6.9 Bucket Sort

Bucket sort distributes elements into groups, sorts each group, and then concatenates the results. It relies on an assumption about the input distribution. When elements are spread roughly uniformly over a known range, bucket sort can run in linear time.

Problem

You have an array A[0..n-1] of real numbers in a known interval, typically [0, 1). You want a sorting algorithm that exploits this range and expected uniform distribution.

Solution

Divide the interval into k buckets. Map each element to its bucket, sort each bucket individually, and concatenate the buckets in order.

bucket_sort(A):
  n = length(A)
  buckets = array of n empty lists

  for each x in A:
    index = floor(n * x)
    append x to buckets[index]

  for i = 0 to n - 1:
    insertion_sort(buckets[i])

  return concatenate(buckets[0], ..., buckets[n-1])

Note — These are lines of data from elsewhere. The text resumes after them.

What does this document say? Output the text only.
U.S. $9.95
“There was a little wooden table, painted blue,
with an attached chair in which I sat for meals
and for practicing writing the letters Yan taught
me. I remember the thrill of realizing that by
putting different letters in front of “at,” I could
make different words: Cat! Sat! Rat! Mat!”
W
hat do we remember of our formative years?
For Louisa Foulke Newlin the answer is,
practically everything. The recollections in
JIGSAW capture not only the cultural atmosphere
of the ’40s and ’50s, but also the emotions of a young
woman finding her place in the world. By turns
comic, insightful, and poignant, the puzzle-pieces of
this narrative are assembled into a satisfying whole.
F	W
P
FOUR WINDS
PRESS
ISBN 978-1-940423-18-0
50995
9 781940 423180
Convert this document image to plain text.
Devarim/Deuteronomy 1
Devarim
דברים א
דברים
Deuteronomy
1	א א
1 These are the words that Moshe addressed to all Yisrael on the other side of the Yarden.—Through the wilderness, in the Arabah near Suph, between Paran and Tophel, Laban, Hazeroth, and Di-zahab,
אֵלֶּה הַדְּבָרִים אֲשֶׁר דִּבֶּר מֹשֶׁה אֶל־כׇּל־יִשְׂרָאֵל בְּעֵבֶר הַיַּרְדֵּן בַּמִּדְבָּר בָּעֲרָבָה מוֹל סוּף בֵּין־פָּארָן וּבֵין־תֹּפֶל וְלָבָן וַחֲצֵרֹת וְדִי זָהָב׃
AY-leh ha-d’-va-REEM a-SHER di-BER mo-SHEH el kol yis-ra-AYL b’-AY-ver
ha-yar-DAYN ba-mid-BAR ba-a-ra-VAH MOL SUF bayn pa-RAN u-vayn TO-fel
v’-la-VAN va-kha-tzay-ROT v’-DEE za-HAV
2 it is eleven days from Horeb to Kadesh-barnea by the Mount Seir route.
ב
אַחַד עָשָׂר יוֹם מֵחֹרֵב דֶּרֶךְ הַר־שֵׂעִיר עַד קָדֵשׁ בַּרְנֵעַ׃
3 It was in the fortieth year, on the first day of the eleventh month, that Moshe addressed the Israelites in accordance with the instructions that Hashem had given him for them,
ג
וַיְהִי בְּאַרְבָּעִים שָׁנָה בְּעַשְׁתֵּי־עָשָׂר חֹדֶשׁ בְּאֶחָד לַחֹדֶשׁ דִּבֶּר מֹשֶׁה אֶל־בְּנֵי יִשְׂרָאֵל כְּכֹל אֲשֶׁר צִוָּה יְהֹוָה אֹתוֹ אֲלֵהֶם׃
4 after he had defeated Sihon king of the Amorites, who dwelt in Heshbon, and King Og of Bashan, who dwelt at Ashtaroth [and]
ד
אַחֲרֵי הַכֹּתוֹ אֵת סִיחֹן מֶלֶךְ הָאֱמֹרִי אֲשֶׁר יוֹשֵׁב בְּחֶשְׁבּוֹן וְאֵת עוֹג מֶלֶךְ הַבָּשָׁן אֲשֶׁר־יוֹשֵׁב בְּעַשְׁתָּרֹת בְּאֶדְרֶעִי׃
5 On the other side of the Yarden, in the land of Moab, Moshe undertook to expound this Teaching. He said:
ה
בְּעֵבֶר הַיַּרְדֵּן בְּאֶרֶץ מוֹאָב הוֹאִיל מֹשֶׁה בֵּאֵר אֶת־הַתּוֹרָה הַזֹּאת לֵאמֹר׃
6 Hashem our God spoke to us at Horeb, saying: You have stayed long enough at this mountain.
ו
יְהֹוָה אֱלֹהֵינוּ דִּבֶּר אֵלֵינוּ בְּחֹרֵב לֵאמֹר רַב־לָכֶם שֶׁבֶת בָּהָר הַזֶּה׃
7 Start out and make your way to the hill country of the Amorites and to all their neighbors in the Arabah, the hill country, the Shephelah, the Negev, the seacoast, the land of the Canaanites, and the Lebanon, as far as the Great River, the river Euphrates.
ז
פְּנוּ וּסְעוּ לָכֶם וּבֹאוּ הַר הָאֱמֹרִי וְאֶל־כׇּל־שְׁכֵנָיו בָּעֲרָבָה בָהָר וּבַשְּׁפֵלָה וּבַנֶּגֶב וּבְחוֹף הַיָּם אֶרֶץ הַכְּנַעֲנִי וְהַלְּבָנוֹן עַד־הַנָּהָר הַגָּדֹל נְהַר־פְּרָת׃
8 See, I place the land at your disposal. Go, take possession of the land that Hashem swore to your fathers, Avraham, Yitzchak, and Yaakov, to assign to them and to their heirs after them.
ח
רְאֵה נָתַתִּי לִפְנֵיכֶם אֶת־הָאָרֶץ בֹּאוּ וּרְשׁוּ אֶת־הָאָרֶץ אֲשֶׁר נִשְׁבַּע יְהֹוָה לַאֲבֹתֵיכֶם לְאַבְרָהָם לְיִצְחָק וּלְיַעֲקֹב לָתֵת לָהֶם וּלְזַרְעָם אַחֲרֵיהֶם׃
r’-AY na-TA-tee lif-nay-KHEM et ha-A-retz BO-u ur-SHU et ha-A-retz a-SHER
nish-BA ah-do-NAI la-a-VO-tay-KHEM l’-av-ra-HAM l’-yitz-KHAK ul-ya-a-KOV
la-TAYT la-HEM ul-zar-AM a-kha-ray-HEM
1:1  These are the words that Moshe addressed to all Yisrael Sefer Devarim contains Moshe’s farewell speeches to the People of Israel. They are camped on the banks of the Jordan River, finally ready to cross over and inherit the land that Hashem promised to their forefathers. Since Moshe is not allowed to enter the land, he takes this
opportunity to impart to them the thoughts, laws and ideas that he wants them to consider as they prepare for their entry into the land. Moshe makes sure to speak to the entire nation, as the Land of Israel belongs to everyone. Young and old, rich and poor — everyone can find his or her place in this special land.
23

The number of buckets is often chosen equal to n, but other choices are possible.

Example

Input:

[0.78, 0.17, 0.39, 0.26, 0.72, 0.94, 0.21, 0.12, 0.23, 0.68]

Assign to buckets:

bucket 0: [0.12]
bucket 1: [0.17]
bucket 2: [0.21, 0.23, 0.26]
bucket 3: [0.39]
bucket 6: [0.68]
bucket 7: [0.72, 0.78]
bucket 9: [0.94]

Sort each bucket:

bucket 2 → [0.21, 0.23, 0.26]
bucket 7 → [0.72, 0.78]

Concatenate:

[0.12, 0.17, 0.21, 0.23, 0.26, 0.39, 0.68, 0.72, 0.78, 0.94]

Bucket Invariant

Each bucket corresponds to a subinterval of the domain. For n buckets over [0,1), bucket i covers:

[i/n, (i+1)/n)

Every element placed in bucket i is less than every element placed in bucket j for i < j. Therefore, once each bucket is sorted internally, concatenating buckets in order produces a globally sorted array.

Correctness

Bucket sort satisfies the permutation condition because each element is placed into exactly one bucket and then copied into the output.

It satisfies the order condition because:

Within each bucket, elements are sorted
Across buckets, all elements in earlier buckets are smaller than all elements in later buckets

This depends on the correctness of the bucket mapping function.

Complexity

Let n be the number of elements and assume uniform distribution.

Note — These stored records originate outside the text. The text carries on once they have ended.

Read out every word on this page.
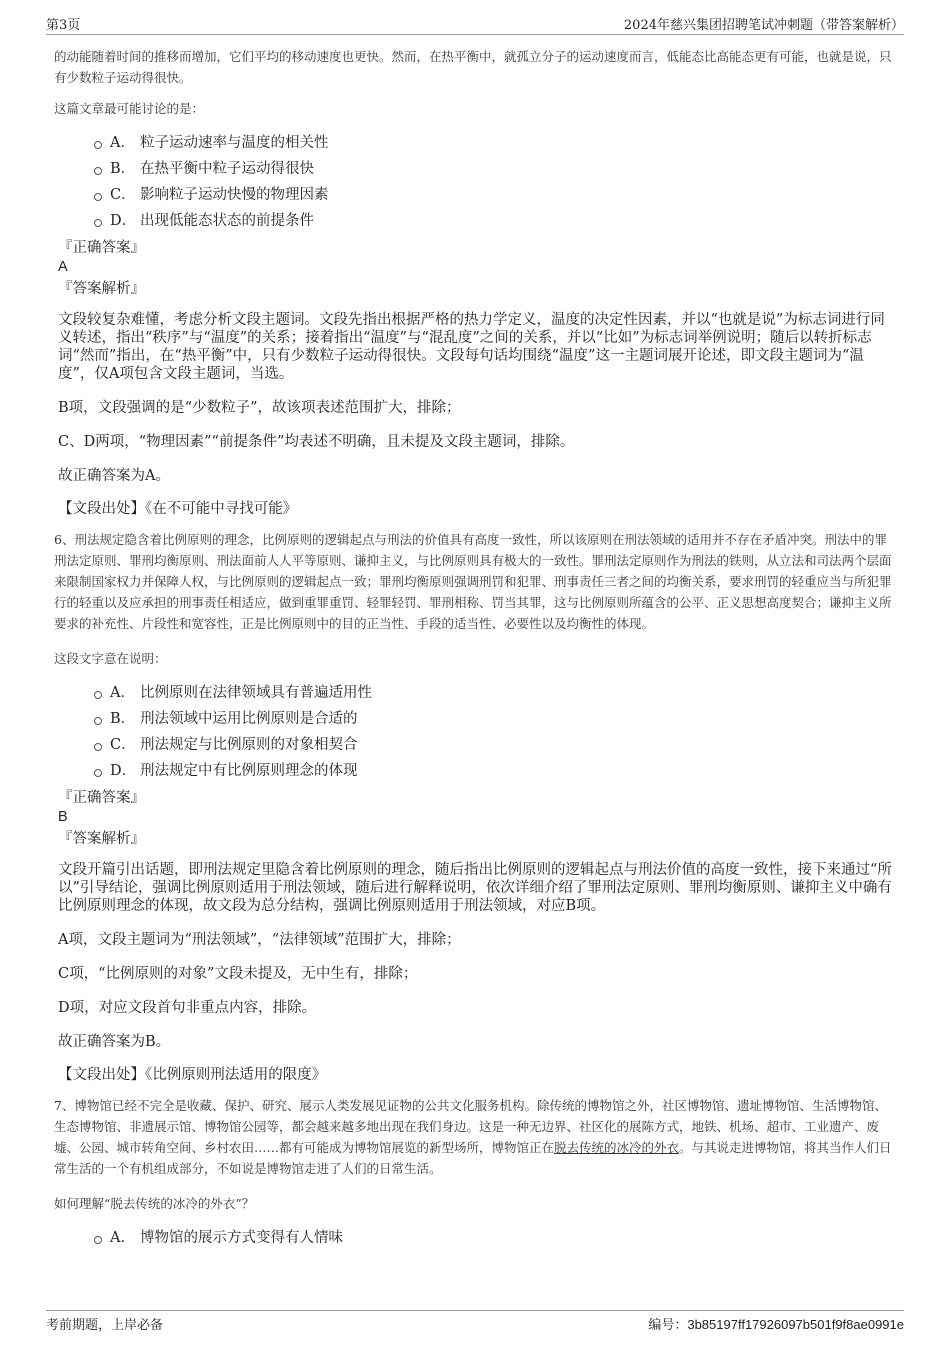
第3页	2024年慈兴集团招聘笔试冲刺题（带答案解析）

的动能随着时间的推移而增加，它们平均的移动速度也更快。然而，在热平衡中，就孤立分子的运动速度而言，低能态比高能态更有可能，也就是说，只有少数粒子运动得很快。

这篇文章最可能讨论的是：

A． 粒子运动速率与温度的相关性
B． 在热平衡中粒子运动得很快
C． 影响粒子运动快慢的物理因素
D． 出现低能态状态的前提条件

『正确答案』

A

『答案解析』

文段较复杂难懂，考虑分析文段主题词。文段先指出根据严格的热力学定义，温度的决定性因素，并以“也就是说”为标志词进行同义转述，指出“秩序”与“温度”的关系；接着指出“温度”与“混乱度”之间的关系，并以“比如”为标志词举例说明；随后以转折标志词“然而”指出，在“热平衡”中，只有少数粒子运动得很快。文段每句话均围绕“温度”这一主题词展开论述，即文段主题词为“温度”，仅A项包含文段主题词，当选。

B项，文段强调的是“少数粒子”，故该项表述范围扩大，排除；

C、D两项，“物理因素”“前提条件”均表述不明确，且未提及文段主题词，排除。

故正确答案为A。

【文段出处】《在不可能中寻找可能》

6、刑法规定隐含着比例原则的理念，比例原则的逻辑起点与刑法的价值具有高度一致性，所以该原则在刑法领域的适用并不存在矛盾冲突。刑法中的罪刑法定原则、罪刑均衡原则、刑法面前人人平等原则、谦抑主义，与比例原则具有极大的一致性。罪刑法定原则作为刑法的铁则，从立法和司法两个层面来限制国家权力并保障人权，与比例原则的逻辑起点一致；罪刑均衡原则强调刑罚和犯罪、刑事责任三者之间的均衡关系，要求刑罚的轻重应当与所犯罪行的轻重以及应承担的刑事责任相适应，做到重罪重罚、轻罪轻罚、罪刑相称、罚当其罪，这与比例原则所蕴含的公平、正义思想高度契合；谦抑主义所要求的补充性、片段性和宽容性，正是比例原则中的目的正当性、手段的适当性、必要性以及均衡性的体现。

这段文字意在说明：

A． 比例原则在法律领域具有普遍适用性
B． 刑法领域中运用比例原则是合适的
C． 刑法规定与比例原则的对象相契合
D． 刑法规定中有比例原则理念的体现

『正确答案』

B

『答案解析』

文段开篇引出话题，即刑法规定里隐含着比例原则的理念，随后指出比例原则的逻辑起点与刑法价值的高度一致性，接下来通过“所以”引导结论，强调比例原则适用于刑法领域，随后进行解释说明，依次详细介绍了罪刑法定原则、罪刑均衡原则、谦抑主义中确有比例原则理念的体现，故文段为总分结构，强调比例原则适用于刑法领域，对应B项。

A项，文段主题词为“刑法领域”，“法律领域”范围扩大，排除；

C项，“比例原则的对象”文段未提及，无中生有，排除；

D项，对应文段首句非重点内容，排除。

故正确答案为B。

【文段出处】《比例原则刑法适用的限度》

7、博物馆已经不完全是收藏、保护、研究、展示人类发展见证物的公共文化服务机构。除传统的博物馆之外，社区博物馆、遗址博物馆、生活博物馆、生态博物馆、非遗展示馆、博物馆公园等，都会越来越多地出现在我们身边。这是一种无边界、社区化的展陈方式，地铁、机场、超市、工业遗产、废墟、公园、城市转角空间、乡村农田……都有可能成为博物馆展览的新型场所，博物馆正在脱去传统的冰冷的外衣。与其说走进博物馆，将其当作人们日常生活的一个有机组成部分，不如说是博物馆走进了人们的日常生活。

如何理解“脱去传统的冰冷的外衣”？

A． 博物馆的展示方式变得有人情味
考前期题，上岸必备	编号：3b85197ff17926097b501f9f8ae0991e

Distributing elements into buckets:

O(n)

Sorting each bucket:

If elements are evenly distributed, each bucket has expected size O(1), so sorting each bucket takes constant time on average.

Total time:

O(n)

Worst case occurs when all elements fall into one bucket:

O(n^2)

This reduces to the complexity of the internal sorting algorithm.

Space usage is:

O(n)

for storing buckets.

Choosing Buckets

The number and size of buckets determine performance.

more buckets → smaller bucket size, faster sorting inside buckets
fewer buckets → larger buckets, more work per bucket

Choosing n buckets is a common heuristic when input is uniformly distributed.

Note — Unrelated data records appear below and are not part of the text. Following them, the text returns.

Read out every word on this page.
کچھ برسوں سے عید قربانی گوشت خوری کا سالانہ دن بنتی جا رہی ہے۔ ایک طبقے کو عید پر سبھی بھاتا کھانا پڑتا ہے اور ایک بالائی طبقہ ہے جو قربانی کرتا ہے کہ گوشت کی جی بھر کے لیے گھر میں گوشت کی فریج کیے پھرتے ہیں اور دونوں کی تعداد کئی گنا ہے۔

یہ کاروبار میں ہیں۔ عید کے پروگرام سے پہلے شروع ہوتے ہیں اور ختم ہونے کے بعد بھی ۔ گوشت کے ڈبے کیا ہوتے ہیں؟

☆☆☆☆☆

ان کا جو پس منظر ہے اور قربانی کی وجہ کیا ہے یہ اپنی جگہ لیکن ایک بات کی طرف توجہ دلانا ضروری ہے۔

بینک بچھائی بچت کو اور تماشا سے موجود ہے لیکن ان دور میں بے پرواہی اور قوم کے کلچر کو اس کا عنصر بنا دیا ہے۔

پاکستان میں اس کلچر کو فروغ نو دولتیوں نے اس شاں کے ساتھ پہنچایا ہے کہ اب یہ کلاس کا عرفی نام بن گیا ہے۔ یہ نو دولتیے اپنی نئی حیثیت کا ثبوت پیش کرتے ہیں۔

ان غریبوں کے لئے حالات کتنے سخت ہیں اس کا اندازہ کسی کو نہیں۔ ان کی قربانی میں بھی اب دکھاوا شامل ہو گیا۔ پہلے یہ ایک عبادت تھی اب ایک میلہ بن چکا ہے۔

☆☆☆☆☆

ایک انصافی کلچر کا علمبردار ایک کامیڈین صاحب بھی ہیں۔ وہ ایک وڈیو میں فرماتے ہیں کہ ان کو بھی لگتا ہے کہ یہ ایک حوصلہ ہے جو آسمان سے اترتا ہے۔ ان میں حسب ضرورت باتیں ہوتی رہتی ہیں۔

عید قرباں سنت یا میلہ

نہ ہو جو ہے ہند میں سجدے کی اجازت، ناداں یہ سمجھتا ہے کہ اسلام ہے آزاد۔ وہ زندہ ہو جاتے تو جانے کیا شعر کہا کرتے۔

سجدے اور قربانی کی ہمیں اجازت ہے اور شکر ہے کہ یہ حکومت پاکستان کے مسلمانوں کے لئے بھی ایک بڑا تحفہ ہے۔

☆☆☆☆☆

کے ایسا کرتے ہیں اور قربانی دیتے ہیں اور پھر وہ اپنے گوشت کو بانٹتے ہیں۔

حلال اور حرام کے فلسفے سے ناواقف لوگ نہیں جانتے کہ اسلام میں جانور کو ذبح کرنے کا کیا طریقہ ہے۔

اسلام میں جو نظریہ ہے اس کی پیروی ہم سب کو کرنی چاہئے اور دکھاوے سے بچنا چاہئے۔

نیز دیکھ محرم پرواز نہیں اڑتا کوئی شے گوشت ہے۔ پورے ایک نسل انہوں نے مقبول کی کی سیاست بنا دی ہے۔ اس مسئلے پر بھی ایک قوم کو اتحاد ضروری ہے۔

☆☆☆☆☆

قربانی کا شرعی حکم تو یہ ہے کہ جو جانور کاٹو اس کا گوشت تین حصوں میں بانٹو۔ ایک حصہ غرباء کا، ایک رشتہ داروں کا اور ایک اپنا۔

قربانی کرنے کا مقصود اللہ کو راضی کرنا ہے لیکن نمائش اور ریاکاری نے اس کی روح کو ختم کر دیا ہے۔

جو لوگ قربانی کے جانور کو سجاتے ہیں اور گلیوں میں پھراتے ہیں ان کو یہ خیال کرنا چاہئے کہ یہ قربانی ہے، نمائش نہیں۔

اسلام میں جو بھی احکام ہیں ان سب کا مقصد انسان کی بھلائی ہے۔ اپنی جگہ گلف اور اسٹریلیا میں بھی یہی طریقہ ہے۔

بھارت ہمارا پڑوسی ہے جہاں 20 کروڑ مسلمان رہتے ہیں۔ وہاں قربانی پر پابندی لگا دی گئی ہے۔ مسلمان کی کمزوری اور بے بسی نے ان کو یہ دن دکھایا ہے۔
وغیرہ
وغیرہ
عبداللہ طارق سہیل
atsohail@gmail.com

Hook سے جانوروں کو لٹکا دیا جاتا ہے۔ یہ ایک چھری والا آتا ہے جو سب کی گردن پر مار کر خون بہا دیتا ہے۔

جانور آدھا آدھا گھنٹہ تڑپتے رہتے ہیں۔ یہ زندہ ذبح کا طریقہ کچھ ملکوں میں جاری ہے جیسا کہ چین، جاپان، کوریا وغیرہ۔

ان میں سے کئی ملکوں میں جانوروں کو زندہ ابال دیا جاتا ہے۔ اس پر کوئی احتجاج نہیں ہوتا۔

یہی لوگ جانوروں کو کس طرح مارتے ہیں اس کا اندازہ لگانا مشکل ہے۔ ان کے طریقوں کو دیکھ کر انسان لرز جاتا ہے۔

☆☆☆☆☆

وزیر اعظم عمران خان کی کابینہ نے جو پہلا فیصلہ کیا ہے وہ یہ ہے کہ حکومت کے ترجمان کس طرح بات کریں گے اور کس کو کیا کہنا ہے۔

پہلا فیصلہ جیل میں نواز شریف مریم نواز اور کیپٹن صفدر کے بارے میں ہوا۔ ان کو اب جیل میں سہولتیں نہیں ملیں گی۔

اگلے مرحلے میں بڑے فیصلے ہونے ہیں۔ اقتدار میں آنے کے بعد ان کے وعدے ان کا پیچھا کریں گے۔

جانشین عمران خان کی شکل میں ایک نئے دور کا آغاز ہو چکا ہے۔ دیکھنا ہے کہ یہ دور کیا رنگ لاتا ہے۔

For general ranges [a, b), map values using:

index = floor(n * (x - a) / (b - a))

Stability

Bucket sort can be stable if:

elements are appended to buckets in input order
the sorting algorithm inside each bucket is stable

Insertion sort is commonly used because it is stable and efficient for small inputs.

When to Use

Bucket sort is effective when:

input is uniformly distributed
range is known and bounded
elements can be mapped to buckets efficiently

It is often used for floating-point numbers, probabilistic data, or pre-normalized values.

Limitations

Bucket sort depends heavily on input distribution. If the distribution is skewed, some buckets become large and performance degrades.

It also requires a mapping function that distributes values evenly. Poor mapping leads to imbalance and loss of performance.

For arbitrary data without distribution guarantees, comparison-based sorting is safer.

Implementation Notes

Buckets are often implemented as dynamic arrays or linked lists.

Using insertion sort inside buckets is efficient because bucket sizes are small on average.

For large datasets, bucket sort can be parallelized. Each bucket can be processed independently after distribution.

Common Bugs

A common bug is computing the bucket index incorrectly, especially at the upper boundary. Values equal to 1 in [0,1) assumptions must be handled carefully.

Another bug is allocating too few buckets, which causes uneven distribution and large bucket sizes.

A third bug is forgetting to sort individual buckets before concatenation.

Takeaway

Bucket sort achieves linear expected time by distributing work across many small groups. Its performance depends on uniform distribution and proper bucket mapping.